In Mother Tongue: The Surprising History of Women’s Words, Jenni Nuttall draws from decades of knowledge gleaned from studying and teaching medieval literature in order to track the origins and winding evolutions of the language used to discuss the female experience.
Nuttall arranges her history in topical chapters, opening the first chapter about anatomical terms with Chaucer (Who else?) and delving into a discussion about how terms describing genitalia are either euphemistic or coldly clinical. These bleed into the next chapter on menstrual language, a wild journey through a millennium of speculation about period bleeding. This is followed by a chapter on lust and sexuality, which demonstrates the ways that cultural and religious institutions have created a shameful and heteronormative path for women. A chapter covering gendered violence comes with painful but necessary context for our current victim-blaming culture, followed by a final chapter about feminism, misogyny and developing empowering vocabularies around the two.

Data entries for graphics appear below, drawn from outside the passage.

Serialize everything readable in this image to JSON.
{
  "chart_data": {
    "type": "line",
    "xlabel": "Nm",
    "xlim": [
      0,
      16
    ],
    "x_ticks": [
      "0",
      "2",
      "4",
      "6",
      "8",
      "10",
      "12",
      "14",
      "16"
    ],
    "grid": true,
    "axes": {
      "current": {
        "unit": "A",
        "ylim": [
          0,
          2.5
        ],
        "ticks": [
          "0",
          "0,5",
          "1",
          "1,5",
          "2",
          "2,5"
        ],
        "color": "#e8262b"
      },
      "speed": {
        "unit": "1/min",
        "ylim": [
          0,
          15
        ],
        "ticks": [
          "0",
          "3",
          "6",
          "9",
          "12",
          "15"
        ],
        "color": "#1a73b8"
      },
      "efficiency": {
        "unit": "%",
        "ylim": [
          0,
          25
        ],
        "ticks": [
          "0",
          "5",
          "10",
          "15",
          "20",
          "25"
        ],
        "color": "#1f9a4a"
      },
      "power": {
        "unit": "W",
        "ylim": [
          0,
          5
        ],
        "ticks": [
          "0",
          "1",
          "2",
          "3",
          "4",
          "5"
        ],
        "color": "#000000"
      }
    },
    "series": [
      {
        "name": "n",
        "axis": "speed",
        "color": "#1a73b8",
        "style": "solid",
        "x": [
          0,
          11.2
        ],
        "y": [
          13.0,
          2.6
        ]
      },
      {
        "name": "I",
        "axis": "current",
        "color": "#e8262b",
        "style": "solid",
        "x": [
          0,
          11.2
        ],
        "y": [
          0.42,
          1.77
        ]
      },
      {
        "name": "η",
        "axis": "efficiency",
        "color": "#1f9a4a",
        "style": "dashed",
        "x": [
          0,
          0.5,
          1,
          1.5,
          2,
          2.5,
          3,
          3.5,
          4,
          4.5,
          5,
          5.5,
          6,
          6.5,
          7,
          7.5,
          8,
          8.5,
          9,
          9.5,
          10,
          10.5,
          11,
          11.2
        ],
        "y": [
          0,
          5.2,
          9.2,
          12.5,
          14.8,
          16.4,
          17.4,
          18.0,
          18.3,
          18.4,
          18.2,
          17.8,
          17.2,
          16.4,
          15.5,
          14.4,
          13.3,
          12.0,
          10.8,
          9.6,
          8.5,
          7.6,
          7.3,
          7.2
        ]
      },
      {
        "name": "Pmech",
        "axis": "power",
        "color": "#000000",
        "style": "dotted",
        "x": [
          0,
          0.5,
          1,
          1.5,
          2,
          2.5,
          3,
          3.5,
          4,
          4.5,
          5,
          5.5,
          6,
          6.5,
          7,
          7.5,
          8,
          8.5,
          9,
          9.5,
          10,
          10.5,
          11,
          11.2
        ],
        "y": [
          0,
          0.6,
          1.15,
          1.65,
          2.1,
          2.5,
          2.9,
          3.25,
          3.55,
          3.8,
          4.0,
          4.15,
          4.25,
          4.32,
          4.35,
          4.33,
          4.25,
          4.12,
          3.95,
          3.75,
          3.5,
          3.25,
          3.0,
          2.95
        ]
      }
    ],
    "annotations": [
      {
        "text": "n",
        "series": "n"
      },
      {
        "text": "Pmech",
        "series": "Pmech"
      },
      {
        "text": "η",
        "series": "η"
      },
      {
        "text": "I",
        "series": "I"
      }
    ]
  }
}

Each chapter roves through time, picking salient points that result in a narrative, not a glossary. This makes Mother Tongue feel better suited to someone wishing to muse and draw connections than someone concerned with mapping changes over an exact interval. Where the text excels is in providing thought-provoking origins and comparison points for words that English-speaking culture often portrays as immutable. The book also makes the origins of our current cultural norms apparent from the lack of available information around lesbianism in early English and broad definitions and decryings of “sodomy” to the origin of the word “drudgery” as explicitly meaning women’s work.
The book lauds women who emerge from under the thumb of patriarchy, but meets the changes of the future (and present) gender revolution with bland neutrality, and sometimes quiet apprehension. Nuttall’s introduction states that many terms in the book apply also to nonbinary and transgender people, but the book is ultimately cisnormative both in its focus and its afterword, which makes sense for a book tracing the Anglo mainstream but can feel a bit out of step with current conversations around gender. Nuttall applies “both sides” reasoning and hand-wrings over what she calls “circumlocutions,” such as “people who menstruate” that describe traits traditionally seen as female without limiting them to a single gender identity.
Despite such reactionary moments, this easily digestible and scenario-rich depiction of the evolution of language we take for granted is still done with care and compelling detail. Nuttall answers why we have been taught to say what we do, but more importantly, reminds us that the language we are handed is contextual, cultural and ultimately changeable.